Identifying High-Risk Built Environments for Severe Bicycling Inuries
MetadataShow full item record
This study was aimed at filling part of the knowledge gap on bicycling safety in the built environment by addressing two questions. First, are built environment features and bicyclist injury severity correlated, and if so, what built environment factors most significantly relate to severe bicycling injuries? Second, do the identified statistical associations vary substantially among cities with different levels of bicycling and different built environments? The cities of Miami, Seattle, and Minneapolis, which differ in built environments, bicycle mode share, and bicyclist fatality rate, were selected as representative cases for the analysis. The generalized ordered logit (GOL) model was employed to examine the relationship between built environment features and bicyclist injury severity. Bicyclist injury severity was coded into four injury types: no injury (NI), possible injury (PI), evident injury (EI), and severe injury and fatality (SIF).
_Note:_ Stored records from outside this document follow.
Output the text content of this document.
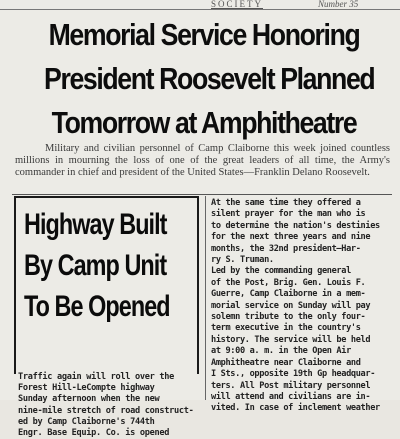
SOCIETY	Number 35
Memorial Service Honoring
President Roosevelt Planned
Tomorrow at Amphitheatre

Military and civilian personnel of Camp Claiborne this week joined countless millions in mourning the loss of one of the great leaders of all time, the Army's commander in chief and president of the United States—Franklin Delano Roosevelt.

Highway Built
By Camp Unit
To Be Opened
Traffic again will roll over the
Forest Hill-LeCompte highway
Sunday afternoon when the new
nine-mile stretch of road construct-
ed by Camp Claiborne's 744th
Engr. Base Equip. Co. is opened
At the same time they offered a
silent prayer for the man who is
to determine the nation's destinies
for the next three years and nine
months, the 32nd president—Har-
ry S. Truman.
Led by the commanding general
of the Post, Brig. Gen. Louis F.
Guerre, Camp Claiborne in a mem-
morial service on Sunday will pay
solemn tribute to the only four-
term executive in the country's
history. The service will be held
at 9:00 a. m. in the Open Air
Amphitheatre near Claiborne and
I Sts., opposite 19th Gp headquar-
ters. All Post military personnel
will attend and civilians are in-
vited. In case of inclement weather
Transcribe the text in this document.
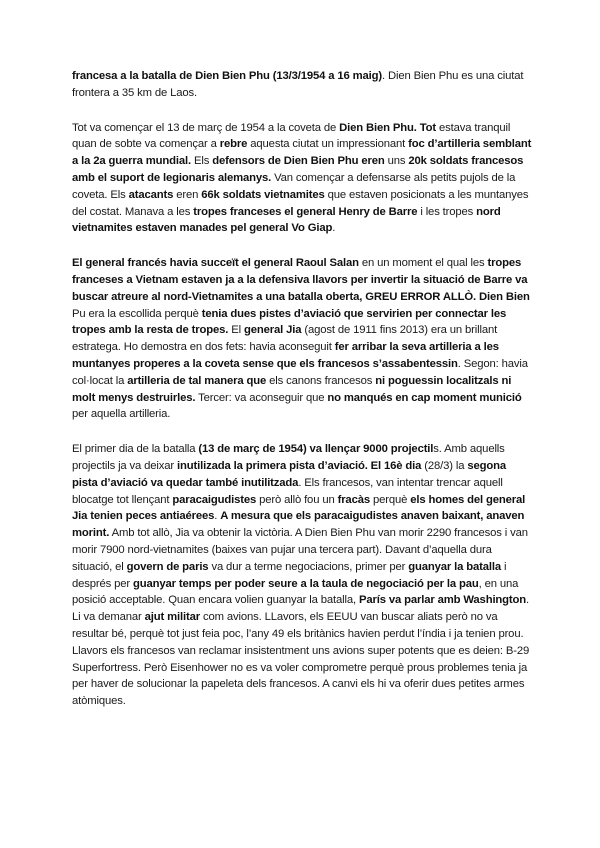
francesa a la batalla de Dien Bien Phu (13/3/1954 a 16 maig). Dien Bien Phu es una ciutat frontera a 35 km de Laos.

Tot va començar el 13 de març de 1954 a la coveta de Dien Bien Phu. Tot estava tranquil quan de sobte va començar a rebre aquesta ciutat un impressionant foc d’artilleria semblant a la 2a guerra mundial. Els defensors de Dien Bien Phu eren uns 20k soldats francesos amb el suport de legionaris alemanys. Van començar a defensarse als petits pujols de la coveta. Els atacants eren 66k soldats vietnamites que estaven posicionats a les muntanyes del costat. Manava a les tropes franceses el general Henry de Barre i les tropes nord vietnamites estaven manades pel general Vo Giap.

El general francés havia succeït el general Raoul Salan en un moment el qual les tropes franceses a Vietnam estaven ja a la defensiva llavors per invertir la situació de Barre va buscar atreure al nord-Vietnamites a una batalla oberta, GREU ERROR ALLÒ. Dien Bien Pu era la escollida perquè tenia dues pistes d’aviació que servirien per connectar les tropes amb la resta de tropes. El general Jia (agost de 1911 fins 2013) era un brillant estratega. Ho demostra en dos fets: havia aconseguit fer arribar la seva artilleria a les muntanyes properes a la coveta sense que els francesos s’assabentessin. Segon: havia col·locat la artilleria de tal manera que els canons francesos ni poguessin localitzals ni molt menys destruirles. Tercer: va aconseguir que no manqués en cap moment munició per aquella artilleria.

El primer dia de la batalla (13 de març de 1954) va llençar 9000 projectils. Amb aquells projectils ja va deixar inutilizada la primera pista d’aviació. El 16è dia (28/3) la segona pista d’aviació va quedar també inutilitzada. Els francesos, van intentar trencar aquell blocatge tot llençant paracaigudistes però allò fou un fracàs perquè els homes del general Jia tenien peces antiaérees. A mesura que els paracaigudistes anaven baixant, anaven morint. Amb tot allò, Jia va obtenir la victòria. A Dien Bien Phu van morir 2290 francesos i van morir 7900 nord-vietnamites (baixes van pujar una tercera part). Davant d’aquella dura situació, el govern de paris va dur a terme negociacions, primer per guanyar la batalla i després per guanyar temps per poder seure a la taula de negociació per la pau, en una posició acceptable. Quan encara volien guanyar la batalla, París va parlar amb Washington. Li va demanar ajut militar com avions. LLavors, els EEUU van buscar aliats però no va resultar bé, perquè tot just feia poc, l’any 49 els britànics havien perdut l’índia i ja tenien prou. Llavors els francesos van reclamar insistentment uns avions super potents que es deien: B-29 Superfortress. Però Eisenhower no es va voler comprometre perquè prous problemes tenia ja per haver de solucionar la papeleta dels francesos. A canvi els hi va oferir dues petites armes atòmiques.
The findings from the three-cities-pooled data included the following: (1) higher percentages of residential land and green space, commercial land, and office or mixed-use land were correlated with lower probabilities of EI and SIF; (2) land-use mixture was negatively correlated with EI and SIF; (3) steep slopes were positively associated with bicyclist injury severity; (4) in areas with more transit routes, bicyclist injury was less likely to be severe; (5) a higher speed limit was more likely to result in SIF; and (6) wearing a was is negatively associated with SIF, but positively related to PI and EI. GOL models for individual cities showed broad consistency with the pooled GOL model in the estimated relationship between built environment features and bicyclist injury severity.